Friday, July 8, 2011


I posted this painting last week right after I finished painting it.

The painting is of the "Lighthouse" which one of the famous rock formations in the Palo Duro Canyon in west Texas. I knew when I did it I was not happy with the slopping hill going to the left from the Lighthouse. I felt it was lacking character and it was taking the viewer's eye away from the main rock formation. Deep down I also know that people who know this formation know that hill does not exist as I painted it. I also felt the sky was too blue for this to be a late afternoon, almost dusk time of day.

I do not know about anyone else, but after spending twelve hours or so working on a painting I tend to look past the flaws because I've got so much time invested in it I almost want to convince myself that it is a good painting, even if it has problems. For that reason, when I finish a painting I put it away out of sight for at least a week then put it back on the easel and look at it with a critical eye.
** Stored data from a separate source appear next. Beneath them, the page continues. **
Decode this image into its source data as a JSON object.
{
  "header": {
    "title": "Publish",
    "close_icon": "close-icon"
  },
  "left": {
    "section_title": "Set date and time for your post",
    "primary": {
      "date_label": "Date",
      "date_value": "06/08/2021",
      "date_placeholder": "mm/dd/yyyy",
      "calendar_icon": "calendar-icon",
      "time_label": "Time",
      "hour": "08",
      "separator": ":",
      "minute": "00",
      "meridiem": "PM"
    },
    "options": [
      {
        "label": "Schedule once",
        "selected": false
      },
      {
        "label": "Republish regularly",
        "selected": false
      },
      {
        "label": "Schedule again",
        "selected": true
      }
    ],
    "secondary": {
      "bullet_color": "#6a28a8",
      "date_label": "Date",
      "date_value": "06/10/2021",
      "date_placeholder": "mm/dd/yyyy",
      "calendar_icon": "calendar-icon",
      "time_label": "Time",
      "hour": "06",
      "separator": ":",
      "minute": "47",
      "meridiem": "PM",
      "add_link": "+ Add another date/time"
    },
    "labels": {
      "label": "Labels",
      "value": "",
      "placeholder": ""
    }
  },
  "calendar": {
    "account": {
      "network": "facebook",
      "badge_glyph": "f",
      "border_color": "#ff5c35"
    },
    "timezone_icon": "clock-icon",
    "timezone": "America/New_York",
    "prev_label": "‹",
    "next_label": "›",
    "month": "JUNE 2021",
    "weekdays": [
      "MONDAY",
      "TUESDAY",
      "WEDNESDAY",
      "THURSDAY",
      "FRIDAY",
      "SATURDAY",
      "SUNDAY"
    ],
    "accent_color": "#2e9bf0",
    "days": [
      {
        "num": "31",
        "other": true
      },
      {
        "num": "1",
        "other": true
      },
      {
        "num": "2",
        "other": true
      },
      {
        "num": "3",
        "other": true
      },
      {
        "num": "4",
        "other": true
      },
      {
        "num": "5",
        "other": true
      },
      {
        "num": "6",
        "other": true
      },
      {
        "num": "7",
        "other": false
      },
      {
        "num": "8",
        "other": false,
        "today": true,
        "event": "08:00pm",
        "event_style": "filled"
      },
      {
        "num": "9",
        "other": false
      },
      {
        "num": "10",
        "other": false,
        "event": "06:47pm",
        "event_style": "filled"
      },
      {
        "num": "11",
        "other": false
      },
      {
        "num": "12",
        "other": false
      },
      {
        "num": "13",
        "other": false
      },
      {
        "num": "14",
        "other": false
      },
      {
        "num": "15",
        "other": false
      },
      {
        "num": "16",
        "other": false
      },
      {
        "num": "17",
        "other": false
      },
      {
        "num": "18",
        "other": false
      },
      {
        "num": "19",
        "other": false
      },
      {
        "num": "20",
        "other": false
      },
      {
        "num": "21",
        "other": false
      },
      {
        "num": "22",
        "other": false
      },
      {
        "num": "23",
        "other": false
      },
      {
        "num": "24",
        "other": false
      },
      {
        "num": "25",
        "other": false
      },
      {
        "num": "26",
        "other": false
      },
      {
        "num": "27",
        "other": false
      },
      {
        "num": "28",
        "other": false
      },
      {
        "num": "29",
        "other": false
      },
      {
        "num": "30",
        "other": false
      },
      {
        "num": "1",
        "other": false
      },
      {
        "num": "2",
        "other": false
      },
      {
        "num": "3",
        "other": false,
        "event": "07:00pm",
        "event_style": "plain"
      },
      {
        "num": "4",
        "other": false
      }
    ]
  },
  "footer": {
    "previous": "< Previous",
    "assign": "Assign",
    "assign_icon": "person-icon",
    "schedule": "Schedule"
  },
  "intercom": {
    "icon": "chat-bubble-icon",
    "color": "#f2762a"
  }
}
For one thing I want to see if the things that bothered me initially still bother me. In this case the answer was yes. So now the decision becomes do I fix the problems or does my garbage man have another free painting to take home? Today I chose to fix the problems and the new painting is below.

I hope you agree with my fix. I reworked the slope by adding rocks, bushes and cactus which is more in keeping with what is actually there. By breaking up this slope it keeps the viewer's eye from sliding away from the Lighthouse. I also reworked the sky by adding lots of greens and yellows into it plus some purples and reds toward to lower portion to give it that west Texas dusty sky feeling. I think the changes in the sky really help establish the time of day I was going for. I punched up the yellows and ochres in the cliff going from the Lighthouse to the left to add more of a late afternoon feel.

Being self-critical of one's work is just as important as knowing what colors to mix. Scott Christensen has a great quote when referring to doing large scale paintings. He says, "Ugly is one thing, but big and ugly is bad."